Эта выходка была каплей, переполнивший сосуд.
— Что-о-о? — заревел толстяк, — что такое, мадам? Так ты уж и до меня добираешься!
— Безумец! безумец! — повторяла Татьяна Ивановна и вдруг захохотала и захлопала в ладоши.
— Стой! — закричал Бахчеев кучеру, — стой!
Остановились. Бахчеев отворил дверцу и поспешно начал вылезать из коляски.
— Да что с тобой, Степан Алексеич? куда ты? — вскричал изумленный дядя.
— Нет, уж довольно с меня! — отвечал толстяк, дрожа от негодования, — прокисай все на свете! Устарел я, мадам, чтоб ко мне с амурами подъезжать.
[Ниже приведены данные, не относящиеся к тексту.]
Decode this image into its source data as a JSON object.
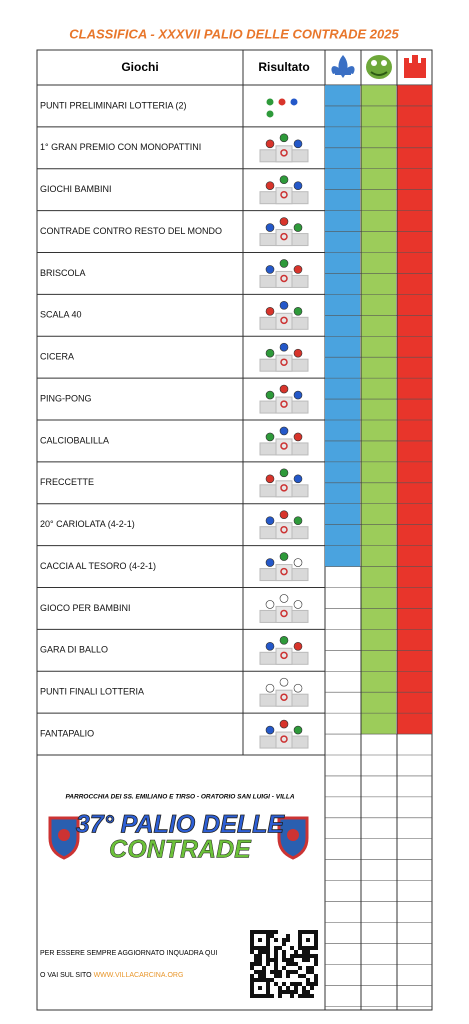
{
  "title": "CLASSIFICA - XXXVII PALIO DELLE CONTRADE 2025",
  "table": {
    "headers": [
      "Giochi",
      "Risultato"
    ],
    "rows": [
      "PUNTI PRELIMINARI LOTTERIA (2)",
      "1° GRAN PREMIO CON MONOPATTINI",
      "GIOCHI BAMBINI",
      "CONTRADE CONTRO RESTO DEL MONDO",
      "BRISCOLA",
      "SCALA 40",
      "CICERA",
      "PING-PONG",
      "CALCIOBALILLA",
      "FRECCETTE",
      "20° CARIOLATA (4-2-1)",
      "CACCIA AL TESORO (4-2-1)",
      "GIOCO PER BAMBINI",
      "GARA DI BALLO",
      "PUNTI FINALI LOTTERIA",
      "FANTAPALIO"
    ],
    "points": [
      23,
      31,
      31
    ]
  },
  "footer": {
    "parish": "PARROCCHIA DEI SS. EMILIANO E TIRSO - ORATORIO SAN LUIGI - VILLA",
    "logo_line1": "37° PALIO DELLE",
    "logo_line2": "CONTRADE",
    "scan_text": "PER ESSERE SEMPRE AGGIORNATO INQUADRA QUI",
    "site_prefix": "O VAI SUL SITO",
    "site_url": "WWW.VILLACARCINA.ORG"
  }
}
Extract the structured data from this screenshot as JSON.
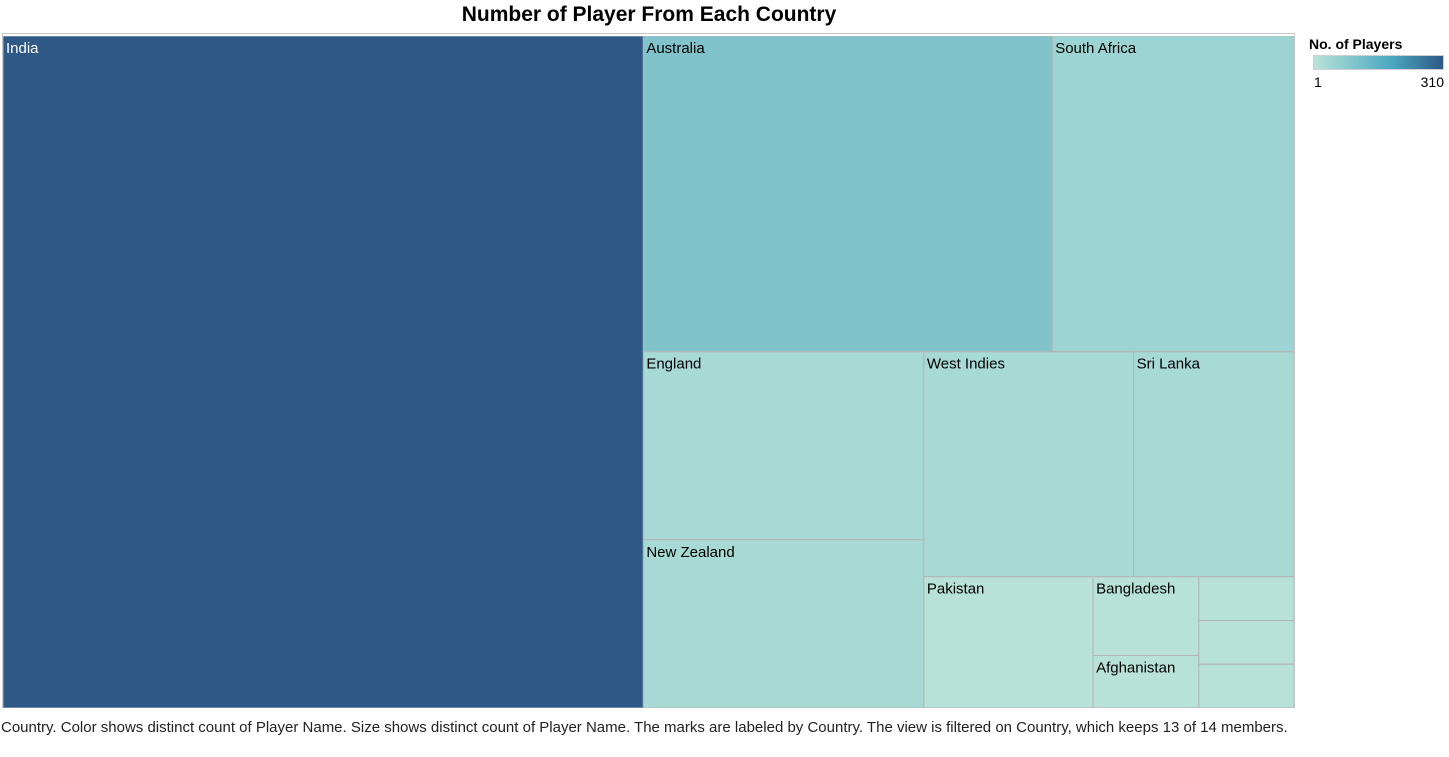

Я, матушка, лучше уж на большой дороге помру! Прощай, мадам, коман-ву-порте-ву!
И он в самом деле пошел пешком. Коляска поехала за ним шагом.
— Степан Алексеевич! — кричал дядя, выходя наконец из терпения, — не дурачься, полно, садись! ведь домой пора!
— И — ну вас! — проговорил Степан Алексеевич, задыхаясь от ходьбы, потому что, по толстоте своей, совсем разучился ходить.
— Пошел во весь опор! — закричал Мизинчиков кучеру.
— Что ты, что ты, постой!.. — вскричал было дядя, но коляска уже помчалась. Мизинчиков не ошибся: немедленно получились желаемые плоды.
— Стой! стой! — раздался позади нас отчаянный вопль, — стой, разбойник! стой, душегубец ты эдакой!..
Толстяк наконец явился, усталый, полузадохшийся, с каплями пота на лбу, развязав галстух и сняв картуз. Молча и мрачно влез он в коляску, и в этот раз я уступил ему свое место; по крайней мере он не сидел напротив Татьяны Ивановны, которая в продолжение всей этой сцены покатывалась со смеху, била в ладоши и во весь остальной путь не могла смотреть равнодушно на Степана Алексеевича. Он же, с своей стороны, до самого дома не промолвил ни единого слова и упорно смотрел, как вертелось заднее колесо коляски.
Был уже полдень, когда мы воротились в Степанчиково. Я прямо пошел в свой флигель, куда тотчас же явился Гаврила с чаем. Я бросился было расспрашивать старика, но, почти вслед за ним, вошел дядя и тотчас же выслал его.
II
Новости
— Я, брат, к тебе на минутку, — начал он торопливо, — спешил сообщить… Я уже все разузнал. Никто из них сегодня даже у обедни не был, кроме Илюши, Саши да Настеньки. Маменька, говорят, была в судорогах. Оттирали; насилу оттерли. Теперь положено собираться к Фоме, и меня зовут. Не знаю только, поздравлять или нет Фому с именинами-то, — важный пункт! И, наконец, как-то они примут весь этот пассаж? Ужас, Сережа, я уж предчувствую…
— Напротив, дядюшка, — заспешил я в свою очередь, — все превосходно устроивается. Ведь уж теперь вам никак нельзя жениться на Татьяне Ивановне — это одно чего стоит! Я вам еще дорогою это хотел объяснить.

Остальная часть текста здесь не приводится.